What I won’t give him, however, is probably the respect he deserves for being actually a pretty damn good skater. EXCEPT HE DOESN’T HAVE A QUAD! Amateur…

“Did Scott Hamilton just call him a tool?” asked my mom.

“Unfortunately, no,” I said. “He only said he retooled his triple axel.”

“Close enough.”

Truth. Dude uses more hair gel than the entire cast of Jersey Shore. And yet it still couldn’t hold his helmet hair-did in place. Even his hair gel doesn’t like him.

“He’s the Dick Cheney of men’s figure skating.” Yes! The Law tuned in just in time to give her expert commentary.

Score: 257.67

Nobunari Oda, Japan

Um, who let the valet onto the ice? What the hell kind of outfit is that? Looks like he got a good deal on tuxedo separates at Filene’s Basement.

OH NOES! COSTUME PROBLEM! His skate-lace broke! This is awkward. And what better way to solve it than with a slow clap?! Kudos, audience, you read my mind.

And now I kind of like him.

“He’s no quitter,” said The Law.

And when you end with an ass-spin (see above photo), you get my mom’s vote, too. Uh-oh. It’s awkward again!


Stephane Lambiel, Switzerland

So, I don’t know who the hell this guy in this picture is, but the dude on the ice looks way less hot. Maybe it’s because he’s dressed like an extra from Pirates of the Caribbean: The Musical. *sigh* I wish that existed.

And in fact, while this guy continues to sit’n’spin, I’m going to start making that musical up in my mind.


Daisuke Takahashi, Japan

So this is “the other guy,” whose name I couldn’t remember earlier today. And it’s not because I’m racist and think all Japanese names should be Mr. Miyagi. It’s because I’m just so overwhelmed by his hair. The only way it could be more spectacular is if he bedazzled it.

And speaking of, Mr. Miyagi Takahashi, too, is lacking outfit sparkles. He’s wearing a black and white checkered shirt with an interesting collar, overlaid with a red and black vest. In the words of someone who’s not blind, “What the f*ck is this outfit?” asked The Law.

Moreover, why the f*ck are so many people falling? And it’s not just men’s figure skating. And it’s not just figure skating. But people are falling everywhere. Canada hates good performances. I guess that explains Avril Lavigne.

Score: 243.11?

Johnny Weir, USA! USA! USA!

“He’s pretty,” said my mom.

And she doesn’t just mean his angelic girl features. He’s a pretty skater, all around — his jumps, his spins, his TOTALLY BEDAZZLED OUTFIT!

“He has the gloves,” noted The Law. “He is not f*cking around.”

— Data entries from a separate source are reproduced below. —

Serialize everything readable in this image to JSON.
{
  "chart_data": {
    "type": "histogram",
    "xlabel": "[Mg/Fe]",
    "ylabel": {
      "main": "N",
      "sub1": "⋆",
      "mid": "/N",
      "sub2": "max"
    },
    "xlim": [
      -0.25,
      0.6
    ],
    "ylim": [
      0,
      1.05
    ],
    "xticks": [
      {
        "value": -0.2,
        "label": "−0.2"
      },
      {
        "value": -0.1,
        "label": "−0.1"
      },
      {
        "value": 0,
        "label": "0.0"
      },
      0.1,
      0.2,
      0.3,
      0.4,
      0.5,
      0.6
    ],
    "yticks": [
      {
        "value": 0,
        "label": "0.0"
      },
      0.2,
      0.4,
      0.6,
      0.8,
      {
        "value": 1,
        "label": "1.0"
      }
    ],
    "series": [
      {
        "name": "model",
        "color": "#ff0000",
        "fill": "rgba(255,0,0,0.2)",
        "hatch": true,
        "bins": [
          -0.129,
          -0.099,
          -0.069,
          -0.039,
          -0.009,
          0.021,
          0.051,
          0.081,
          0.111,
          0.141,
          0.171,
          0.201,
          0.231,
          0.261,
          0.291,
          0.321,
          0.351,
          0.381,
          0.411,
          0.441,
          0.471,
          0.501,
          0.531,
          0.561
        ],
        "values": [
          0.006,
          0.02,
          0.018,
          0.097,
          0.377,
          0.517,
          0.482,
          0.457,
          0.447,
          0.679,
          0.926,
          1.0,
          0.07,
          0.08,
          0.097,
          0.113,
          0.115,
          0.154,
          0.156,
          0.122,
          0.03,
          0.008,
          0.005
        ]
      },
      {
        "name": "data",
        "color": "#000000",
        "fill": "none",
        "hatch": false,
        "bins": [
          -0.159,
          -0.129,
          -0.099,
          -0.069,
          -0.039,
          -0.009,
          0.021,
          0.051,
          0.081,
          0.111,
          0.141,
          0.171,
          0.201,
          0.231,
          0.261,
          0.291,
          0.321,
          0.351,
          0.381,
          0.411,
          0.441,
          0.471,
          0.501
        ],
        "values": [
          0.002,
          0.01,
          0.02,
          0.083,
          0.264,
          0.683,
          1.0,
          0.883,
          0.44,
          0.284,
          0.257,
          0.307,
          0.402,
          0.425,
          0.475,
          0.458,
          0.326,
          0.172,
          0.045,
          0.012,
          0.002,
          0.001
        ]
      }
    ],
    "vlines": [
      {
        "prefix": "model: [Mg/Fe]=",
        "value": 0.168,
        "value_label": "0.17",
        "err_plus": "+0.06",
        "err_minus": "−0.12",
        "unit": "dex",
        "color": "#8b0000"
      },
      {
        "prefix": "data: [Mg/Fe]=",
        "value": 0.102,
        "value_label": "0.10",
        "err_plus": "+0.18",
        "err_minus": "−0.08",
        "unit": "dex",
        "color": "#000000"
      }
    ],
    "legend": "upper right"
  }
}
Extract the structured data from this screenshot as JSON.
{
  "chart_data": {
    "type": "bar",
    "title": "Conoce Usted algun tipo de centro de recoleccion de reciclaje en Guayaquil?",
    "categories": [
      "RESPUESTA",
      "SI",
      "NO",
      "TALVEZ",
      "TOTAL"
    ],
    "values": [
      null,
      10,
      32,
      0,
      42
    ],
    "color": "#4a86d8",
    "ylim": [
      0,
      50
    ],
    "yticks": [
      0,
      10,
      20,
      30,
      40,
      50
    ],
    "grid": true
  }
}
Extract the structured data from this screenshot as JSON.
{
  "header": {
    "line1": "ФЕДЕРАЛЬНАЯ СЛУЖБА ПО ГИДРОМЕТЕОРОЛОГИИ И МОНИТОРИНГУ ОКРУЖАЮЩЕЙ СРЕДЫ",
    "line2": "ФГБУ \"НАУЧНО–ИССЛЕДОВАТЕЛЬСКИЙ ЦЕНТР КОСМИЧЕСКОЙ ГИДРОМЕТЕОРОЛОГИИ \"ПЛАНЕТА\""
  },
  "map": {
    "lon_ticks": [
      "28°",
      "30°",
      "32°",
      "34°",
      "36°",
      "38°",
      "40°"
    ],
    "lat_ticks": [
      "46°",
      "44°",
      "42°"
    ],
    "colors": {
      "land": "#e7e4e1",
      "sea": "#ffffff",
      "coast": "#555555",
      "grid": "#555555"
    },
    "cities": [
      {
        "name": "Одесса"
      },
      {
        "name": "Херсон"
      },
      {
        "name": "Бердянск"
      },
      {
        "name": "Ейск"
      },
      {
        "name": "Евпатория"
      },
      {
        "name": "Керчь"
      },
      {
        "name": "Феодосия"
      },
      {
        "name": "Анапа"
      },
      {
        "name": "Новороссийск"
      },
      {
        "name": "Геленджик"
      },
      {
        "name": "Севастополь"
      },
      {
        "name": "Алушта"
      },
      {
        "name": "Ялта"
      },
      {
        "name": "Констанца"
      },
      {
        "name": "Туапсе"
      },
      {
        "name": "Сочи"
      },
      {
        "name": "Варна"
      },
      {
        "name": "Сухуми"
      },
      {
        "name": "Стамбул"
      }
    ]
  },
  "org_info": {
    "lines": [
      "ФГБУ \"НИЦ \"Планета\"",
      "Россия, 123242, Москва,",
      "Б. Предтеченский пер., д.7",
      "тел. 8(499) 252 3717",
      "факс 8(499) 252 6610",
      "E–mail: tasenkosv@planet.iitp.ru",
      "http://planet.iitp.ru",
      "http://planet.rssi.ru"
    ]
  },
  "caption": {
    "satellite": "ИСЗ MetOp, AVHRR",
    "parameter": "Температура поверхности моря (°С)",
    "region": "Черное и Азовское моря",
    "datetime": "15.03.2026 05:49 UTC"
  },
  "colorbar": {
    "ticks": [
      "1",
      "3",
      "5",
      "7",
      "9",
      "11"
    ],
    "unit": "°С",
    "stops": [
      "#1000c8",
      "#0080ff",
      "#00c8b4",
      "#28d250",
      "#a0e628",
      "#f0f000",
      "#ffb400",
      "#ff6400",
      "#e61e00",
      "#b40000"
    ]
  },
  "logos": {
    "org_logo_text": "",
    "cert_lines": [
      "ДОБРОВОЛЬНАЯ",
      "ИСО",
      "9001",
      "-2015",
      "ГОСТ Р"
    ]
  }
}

No. No he is not. In fact, Weir’s titled this piece “Fallen Angel” and I think we can all agree that is pretty solid in its awesomeness.

“He is a gift from heaven,” said The Law.

“I’m a believer,” I said. “What do you think, mom?”

“I fell asleep.”

Score: 238.87 HE WAS ROBBED! AGAIN!

Evgeny Plushenko, Russia

Bring it, bitch. And bitch brought it. The Speedy White Comet aka Ivana Drago is hypnotizing us with his skills and his mullet!

“I like when their hair’s all flowy,” said my mom.

Well, she’s come to the right place.

“He’s full of whimsy!” my mom continued.

And if by whimsy, she means some dry-humping, finger-licking and kiss blowing, then, um, he is chock full of whimsy.

And Scott Hamilton agreed: “He’s like a cat!” Then Scott Hamilton went crazy and started making Three Stooges sounds. WHOOP WHOOP WHOOP!

Score: 256.35 WHAT?! Putin just died a little inside.

Final thoughts:

The Law: “F*ck you, Darth Vadar. He can sit and spin on it.”

My mom: “USA! USA! USA!”

Me: Well, if it couldn’t be The Comet, at least it was an American. But yeah, f*ck you, Darth Vadar.